The lack of machine processing is due to the thorns prevalent in the plant that endanger the fruit if separated by a machine. The berries are then collected and filtered through a machine that separates the berry from its seed and remaining twigs. Originally native to China, this spice now harbors its presence worldwide— it is shipped, roasted, and used globally.
Indians, who liked this unique taste, evolved it into a name and cuisine of its own. The public accepted Sichuan’s evolution to Schezwan as it trickled down from high-end culinary restaurants to street vendors that sizzled the spicy chilies in open woks and decorated prevalent cuisines of India. Thus came the introduction of the Schezwan sauce, a pungent paste of garlic, red chilies, onion, shallots, and a mix of many spices that can be made at home and used in almost any dish imaginable.
The Indian Mix: Schezwan In Every Dish
While the relations between the two countries, China and India, are questionable at best, the Indian version of Sichuan’s spiciness has found itself adapted to every middle-class man’s dream. The Schezwan sauce is now complemented to multiple Indian dishes like Dosa of southern origin to the Vada Pav from Maharashtra. Approved for dishes at home, the Schezwan sauce is added to Frankies or drizzled on Rotis for a twist in the everyday taste.
One of the most popular mixes is the Schezwan Noodle Dosa, a culmination of mixing dosa, a variant of rice pancake originating in Southern India, is made by spreading the fermented batter on a pan and cooking till it grows crisp and stuffing it with Hakka noodles that are stir-fried in Schezwan sauce, salt and black pepper over a high flame till they show a medium orange-red color. This dish remains a classic example of the excitement that reigns within India’s public regarding ever-increasing experimentation in the gastronomical department.
Recipes like Schezwan Poha, which mixes the healthy nutritional poha with the spicy and pungent taste of Schezwan as well as Schezwan Vegetable Patties, where a variety of vegetables come to meet the liberal use of garlic and chili peppers are examples of modern-day experimentation with the Schezwan sauce, a result that both astonishes and creates a sense of wonder in the culinary community.
The Original Schezwan: What The Sichuan Cuisine Entails
While Schezwan grips the nationals in its addictive taste and an unstoppable craze, no Chinese would recognize these culinary digressions to have taken inspiration from Sichuan. The traditional hot pot and many such dishes take pride in being a part of the cuisine. Sichuan cuisine bases itself on seven different flavors: sour, pungent, hot, sweet, bitter, aromatic, and salty.

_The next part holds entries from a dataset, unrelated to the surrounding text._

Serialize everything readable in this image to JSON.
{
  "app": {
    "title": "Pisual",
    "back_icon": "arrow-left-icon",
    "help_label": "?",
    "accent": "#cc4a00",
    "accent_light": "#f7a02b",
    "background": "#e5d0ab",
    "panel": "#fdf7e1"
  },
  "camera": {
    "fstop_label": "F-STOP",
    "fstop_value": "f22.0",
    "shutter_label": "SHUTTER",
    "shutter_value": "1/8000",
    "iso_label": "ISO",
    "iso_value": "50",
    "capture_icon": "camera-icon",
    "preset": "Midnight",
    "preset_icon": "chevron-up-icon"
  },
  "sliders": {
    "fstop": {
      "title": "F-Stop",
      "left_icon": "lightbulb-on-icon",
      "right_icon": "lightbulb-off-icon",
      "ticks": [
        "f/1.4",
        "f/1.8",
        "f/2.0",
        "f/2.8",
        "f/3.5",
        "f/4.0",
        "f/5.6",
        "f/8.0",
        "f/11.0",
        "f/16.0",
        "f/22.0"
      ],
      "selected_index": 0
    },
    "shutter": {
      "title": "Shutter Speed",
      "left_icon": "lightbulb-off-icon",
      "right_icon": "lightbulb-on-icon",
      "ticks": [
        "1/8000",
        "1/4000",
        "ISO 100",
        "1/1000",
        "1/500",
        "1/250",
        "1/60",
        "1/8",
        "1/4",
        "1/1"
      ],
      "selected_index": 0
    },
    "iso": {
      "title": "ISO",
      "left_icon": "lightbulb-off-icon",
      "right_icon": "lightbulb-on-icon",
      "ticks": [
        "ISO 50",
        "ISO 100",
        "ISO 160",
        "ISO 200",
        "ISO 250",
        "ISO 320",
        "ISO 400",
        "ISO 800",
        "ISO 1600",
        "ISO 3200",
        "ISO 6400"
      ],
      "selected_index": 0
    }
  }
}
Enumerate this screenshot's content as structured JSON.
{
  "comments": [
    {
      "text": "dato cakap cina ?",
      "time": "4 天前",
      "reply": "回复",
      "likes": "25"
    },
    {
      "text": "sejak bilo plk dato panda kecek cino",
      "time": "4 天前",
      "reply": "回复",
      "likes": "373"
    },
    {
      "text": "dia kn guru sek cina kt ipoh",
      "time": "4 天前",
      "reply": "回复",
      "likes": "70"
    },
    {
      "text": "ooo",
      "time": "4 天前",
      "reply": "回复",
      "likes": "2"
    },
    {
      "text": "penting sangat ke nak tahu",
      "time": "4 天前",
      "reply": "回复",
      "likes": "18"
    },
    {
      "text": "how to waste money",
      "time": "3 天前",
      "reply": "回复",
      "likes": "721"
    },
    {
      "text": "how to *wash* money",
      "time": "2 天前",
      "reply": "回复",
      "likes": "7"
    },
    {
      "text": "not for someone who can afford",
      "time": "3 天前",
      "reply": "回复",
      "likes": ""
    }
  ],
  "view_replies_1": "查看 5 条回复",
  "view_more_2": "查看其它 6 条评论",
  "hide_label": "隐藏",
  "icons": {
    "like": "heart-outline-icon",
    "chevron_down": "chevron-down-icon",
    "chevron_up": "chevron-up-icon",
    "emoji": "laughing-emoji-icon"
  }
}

Divided into sumptuous food banquets, ordinary banquets, popularised food, home-style foods, and snacks, the Sichuan cuisine contains dishes like Hot and Sour Noodles, a vegetarian noodles dish made with vinegar, hot oil, soy sauce, and seasoned noodles that is usually eaten for breakfast but also sold as street food, Kung Pao Chicken, Mapo Doufu, Sichuan Hotpot, Tea-smoked Duck and many such delights!
Despite staying true to traditions, Sichuan Cuisine has always welcomed innovations in the food style, taste, and ingredients. Before the 16th Century, Sichuan’s people found themselves adapting to crops like maize, the Mexican and Indian chili, broad beans, sesame, and even walnuts to use in their food. Although renowned for their spicy Sichuan peppercorn, the people of Sichuan Cuisine believe in putting a variety of tasteful dishes on the table.
The Indian craze for Schezwan, perhaps unknown to its origin, is one such innovation of the original Sichuan taste, sweeping along the mainlands of the country, capturing hearts and causing a buzz in the latest trends of Indian street food with its irresistible strong odor and a taste that needs to be given a second chance.